Commenting on the death of former US president Jerald Ford and American black singer James Brown who used to urge his compatriots to feel “proud of being a negro”, the American author Bob Herbert said: “we have never learned from history .. we could have avoided war in Iraq and learnt something when Brown was a bestseller and Ford was in the Whitehouse”.
The main reason behind not learning from history is the lack of courage of certain decision-makers. It’s amazing to see that a US president had to die before publishing his interview describing war in Iraq as “unjustifiable, and Cheney and Rumsfield as officials who made flagrant mistakes”.
When the US army was defeated in Vietnam, President Ford was labeled as the “only US president who lost a war”. Win, lose and leadership criteria do differ from time to time and from one perspective to another. Marginal issues sometimes play a decisive role in making the most serious decisions. That is why historians and leaders wait a while before disclosing their real opinions.
The lack of coverage and integrity in leadership seems to be the main factor pushing the world, especially the Middle East, into a whirlpool that may have implications for generations. Today, everybody in the west is trying to find a way out of Bush administration dilemma in Iraq to protect the US interests and keep the war aftermaths away from America and Europe. Even those with the noblest goals put the welfare of US citizens above all. Mike Turner, who used to describe the US war in Iraq as a catastrophe, wrote: “the United States can’t help assuming a military role in a wider conflict in the Middle East”.
The State Department spokesman said the US “declares its goals, commissions think-tanks to develop scenarios and uses some people to implement them”. The current US policy is so clear: seeking necessary markets and oil resources, supporting Israel to become a superpower, and trying to fragment the Arab countries, control their resources and surround them with powerful, ready-to-interfere states. Pan-Arab integration is a strategic threat to Israel expansionism as well as to US strategic goals. That’s why all the Arabs are targeted. This decade will bring the Arabs a tragic end, if they stick to disunity, regional conflicts and indifference towards brothers.
Alas! 2006 has ended with hundreds pf thousands of Arab children living under inhuman conditions and the number of Arab refugees hitting a record in modern history with foreign occupation seizing several Arab countries and preparing a clear agenda for others. While the west showed much solidarity with the Bulgarian nurses accused of killing hundreds of Libyan children with HIV, we face silence towards the dilemma of Palestinian and Iraqi children and indifference towards thousands of Somalis killed by Ethiopian army. We see meetings here and there with fabricated smiles, and the following day we hear decisions to build new settlements or move Palestinians into Jordan, not to talk about the bombardment of houses and villages, profaning mosques and churches, and looting museums.

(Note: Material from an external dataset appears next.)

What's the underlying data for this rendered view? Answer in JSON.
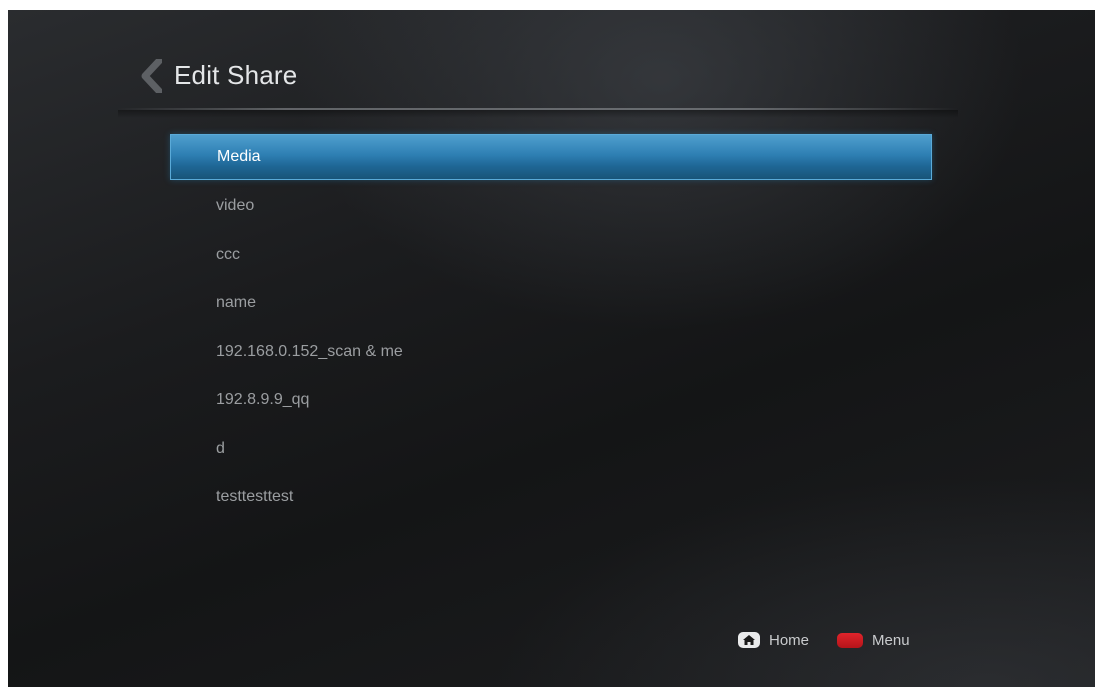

New colonialism is trying to eliminate our civilized traditions, break up the already broken Arab homeland and to impose foreign dominance. Still, some Arabs believe in international solutions, while the Security Council has powers only when it comes to subjugate the Arabs or use some of them against the others.
The Arab world is an absurd theatre. genuine independence from old colonialism has not been established to ensure unity and strong position for the Arabs on the international arena.
Pan-Arabism is at once a civilization, culture and heritage. The struggle today, though led by foreign powers, is between those who believe in Arab identity and religion, and those who repudiate both. This struggle may last long and can only be won if Arabs depend on themselves. Western study and research centers are probing the possibility of occupying Arab territories and taking their resources. Who among the Arabs is trying to forestall these plans? Arab children and mothers have seen nothing but disunity and resignation. Is it a crisis of leadership? Vision? Identity? Why are we not learning from others that difference is allowed only as far as national interests are preserved; not to support enemies against brothers! When shall we learn from history how to realize our freedom, maintain genuine independence and build respectable countries.
Colonial powers have repeatedly used whoever they could to serve their interests but do not care about collaborators’ destiny. Isn’t it time for some people to learn that public interest has priority over the private one and understand the history lesson: Arabs share destiny.